No Description Available

Tag No.: C0384

Based on record review, personnel policy review and administrative staff interview, the facility failed to check the State Nurse Aide Registry for any adverse findings for 2 of 2 (Phlebotomist-C and Medical Lab Technician-G) staff prior to hire. The facility did not check the Registry for unlicensed direct care staff unless the staff person was a Nurse Aide. Without checking the Registry the facility could hire an individual who had a finding entered in the Registry concerning abuse, neglect, mistreatment of patients or misappropriation of their property. This finding has the potential to place all patients at risk of potential abuse who are cared for by an unlicensed direct care staff member that is not a Nurse Aide. The facility Swing Bed census was zero at the time of the survey. Findings are:

A. Record review of the Personnel file for Phlebotomist-C (A phlebotomist draws blood from patients for laboratory testing. Phlebotomists do not have a license to practice) revealed a date of hire as 10/6/14. The file, reviewed on 5/19/15, failed to find any evidence the facility had checked the State Nurse Aide Registry for any adverse findings.

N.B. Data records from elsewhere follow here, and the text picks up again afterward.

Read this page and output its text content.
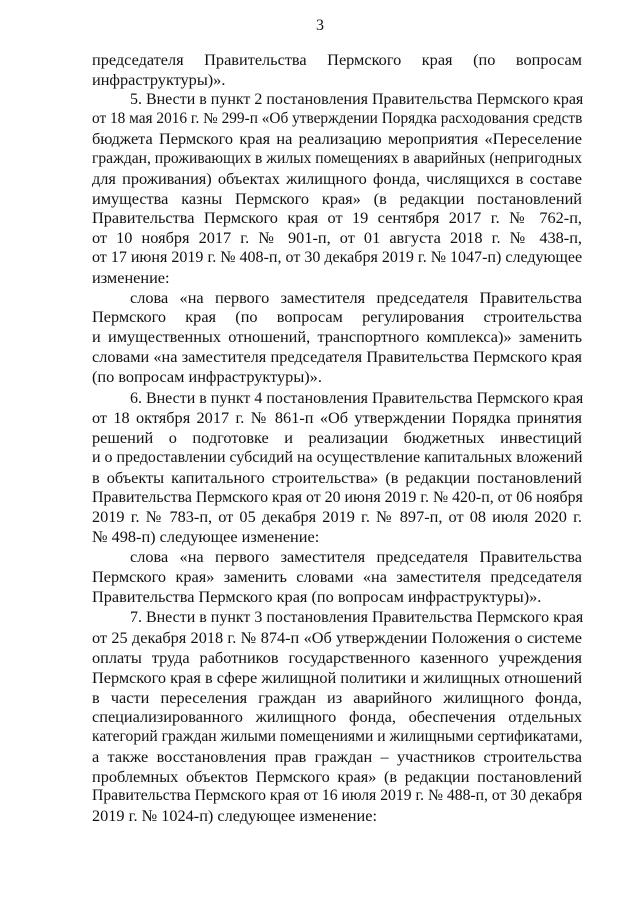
3
председателя Правительства Пермского края (по вопросам
инфраструктуры)».
5. Внести в пункт 2 постановления Правительства Пермского края
от 18 мая 2016 г. № 299-п «Об утверждении Порядка расходования средств
бюджета Пермского края на реализацию мероприятия «Переселение
граждан, проживающих в жилых помещениях в аварийных (непригодных
для проживания) объектах жилищного фонда, числящихся в составе
имущества казны Пермского края» (в редакции постановлений
Правительства Пермского края от 19 сентября 2017 г. № 762-п,
от 10 ноября 2017 г. № 901-п, от 01 августа 2018 г. № 438-п,
от 17 июня 2019 г. № 408-п, от 30 декабря 2019 г. № 1047-п) следующее
изменение:
слова «на первого заместителя председателя Правительства
Пермского края (по вопросам регулирования строительства
и имущественных отношений, транспортного комплекса)» заменить
словами «на заместителя председателя Правительства Пермского края
(по вопросам инфраструктуры)».
6. Внести в пункт 4 постановления Правительства Пермского края
от 18 октября 2017 г. № 861-п «Об утверждении Порядка принятия
решений о подготовке и реализации бюджетных инвестиций
и о предоставлении субсидий на осуществление капитальных вложений
в объекты капитального строительства» (в редакции постановлений
Правительства Пермского края от 20 июня 2019 г. № 420-п, от 06 ноября
2019 г. № 783-п, от 05 декабря 2019 г. № 897-п, от 08 июля 2020 г.
№ 498-п) следующее изменение:
слова «на первого заместителя председателя Правительства
Пермского края» заменить словами «на заместителя председателя
Правительства Пермского края (по вопросам инфраструктуры)».
7. Внести в пункт 3 постановления Правительства Пермского края
от 25 декабря 2018 г. № 874-п «Об утверждении Положения о системе
оплаты труда работников государственного казенного учреждения
Пермского края в сфере жилищной политики и жилищных отношений
в части переселения граждан из аварийного жилищного фонда,
специализированного жилищного фонда, обеспечения отдельных
категорий граждан жилыми помещениями и жилищными сертификатами,
а также восстановления прав граждан – участников строительства
проблемных объектов Пермского края» (в редакции постановлений
Правительства Пермского края от 16 июля 2019 г. № 488-п, от 30 декабря
2019 г. № 1024-п) следующее изменение:
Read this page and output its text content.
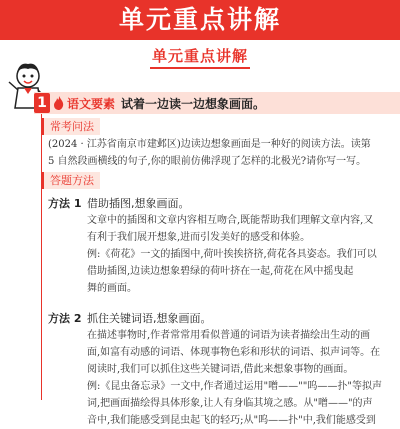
单元重点讲解
单元重点讲解
1 语文要素 试着一边读一边想象画面。
常考问法
(2024 · 江苏省南京市建邺区)边读边想象画面是一种好的阅读方法。读第
5 自然段画横线的句子,你的眼前仿佛浮现了怎样的北极光?请你写一写。
答题方法
方法 1 借助插图,想象画面。
文章中的插图和文章内容相互吻合,既能帮助我们理解文章内容,又
有利于我们展开想象,进而引发美好的感受和体验。
例:《荷花》一文的插图中,荷叶挨挨挤挤,荷花各具姿态。我们可以
借助插图,边读边想象碧绿的荷叶挤在一起,荷花在风中摇曳起
舞的画面。
方法 2 抓住关键词语,想象画面。
在描述事物时,作者常常用看似普通的词语为读者描绘出生动的画
面,如富有动感的词语、体现事物色彩和形状的词语、拟声词等。在
阅读时,我们可以抓住这些关键词语,借此来想象事物的画面。
例:《昆虫备忘录》一文中,作者通过运用"噌——""呜——扑"等拟声
词,把画面描绘得具体形象,让人有身临其境之感。从"噌——"的声
音中,我们能感受到昆虫起飞的轻巧;从"呜——扑"中,我们能感受到
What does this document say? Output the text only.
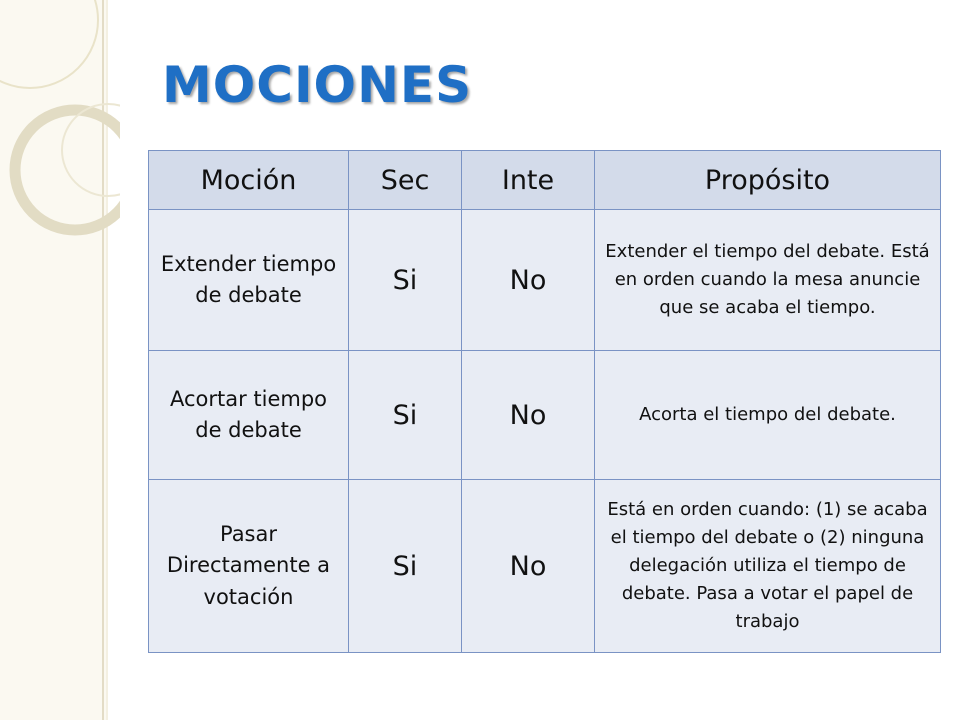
MOCIONES
Moción	Sec	Inte	Propósito
Extender tiempo de debate	Si	No	Extender el tiempo del debate. Está en orden cuando la mesa anuncie que se acaba el tiempo.
Acortar tiempo de debate	Si	No	Acorta el tiempo del debate.
Pasar Directamente a votación	Si	No	Está en orden cuando: (1) se acaba el tiempo del debate o (2) ninguna delegación utiliza el tiempo de debate. Pasa a votar el papel de trabajo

B. Record review of the Personnel file for Medical Laboratory Technician (MLT)-G (A MLT is a unlicensed staff member who draws blood from patients and performs laboratory testing on) revealed a hire date of 4/7/14. The file, reviewed on 5/19/15, failed to find any evidence the facility had checked the State Nurse Aide Registry for any adverse findings.

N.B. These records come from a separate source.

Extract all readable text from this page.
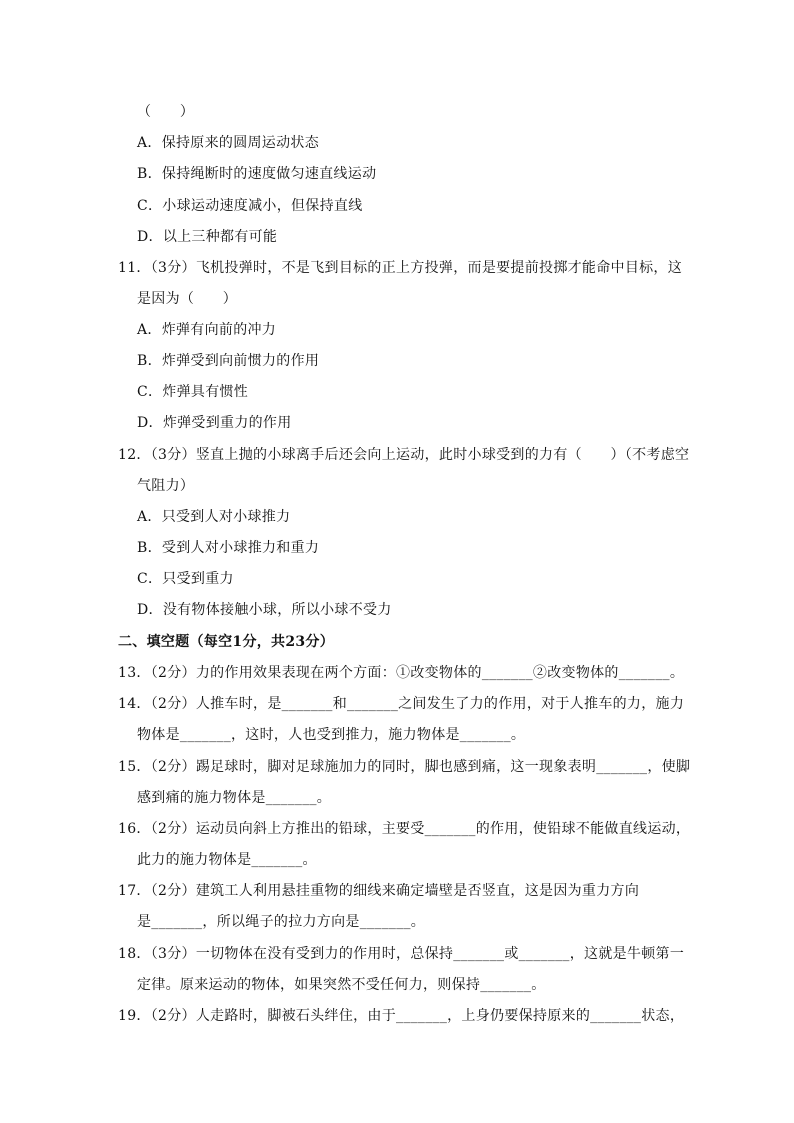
（　　）
A．保持原来的圆周运动状态
B．保持绳断时的速度做匀速直线运动
C．小球运动速度减小，但保持直线
D．以上三种都有可能
11．（3分）飞机投弹时，不是飞到目标的正上方投弹，而是要提前投掷才能命中目标，这
是因为（　　）
A．炸弹有向前的冲力
B．炸弹受到向前惯力的作用
C．炸弹具有惯性
D．炸弹受到重力的作用
12．（3分）竖直上抛的小球离手后还会向上运动，此时小球受到的力有（　　）（不考虑空
气阻力）
A．只受到人对小球推力
B．受到人对小球推力和重力
C．只受到重力
D．没有物体接触小球，所以小球不受力
二、填空题（每空1分，共23分）
13．（2分）力的作用效果表现在两个方面：①改变物体的_______②改变物体的_______。
14．（2分）人推车时，是_______和_______之间发生了力的作用，对于人推车的力，施力
物体是_______，这时，人也受到推力，施力物体是_______。
15．（2分）踢足球时，脚对足球施加力的同时，脚也感到痛，这一现象表明_______，使脚
感到痛的施力物体是_______。
16．（2分）运动员向斜上方推出的铅球，主要受_______的作用，使铅球不能做直线运动，
此力的施力物体是_______。
17．（2分）建筑工人利用悬挂重物的细线来确定墙壁是否竖直，这是因为重力方向
是_______，所以绳子的拉力方向是_______。
18．（3分）一切物体在没有受到力的作用时，总保持_______或_______，这就是牛顿第一
定律。原来运动的物体，如果突然不受任何力，则保持_______。
19．（2分）人走路时，脚被石头绊住，由于_______，上身仍要保持原来的_______状态，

C. Review of facility policy titled "Background Check & Post-Offer Employment 838.080.2" (originally dated 10/1/12 and updated 3/31/15) noted that Nurse Aide Registry checks were done only "if applicable." The policy identified that Nurse Aide Registry checks are done for any new hire "which possesses or requires a certified nurse aide or any position that assists patients the State Nurse Aide Registry must be checked. A copy of the verification is to be placed in the new hire file for all licensed and unlicensed direct care staff prior to the first day of employment. The policy further stated that the hospital "will not employ any person with an adverse finding on the Nurse Aide Registry."

D. Administrative interview with the facility Compliance Officer and the Human Resource Manager on 5/19/15 at 9:30 AM confirmed the facility did not perform Nurse Aide Registry checks on non-licensed patient care personnel unless they are a Certified Nurses Aide. The interview also confirmed that Phlebotomist-C and MLT-G did not have a check of the Nurse Aide Registry. The staff confirmed both provide direct care to patients when doing blood draws.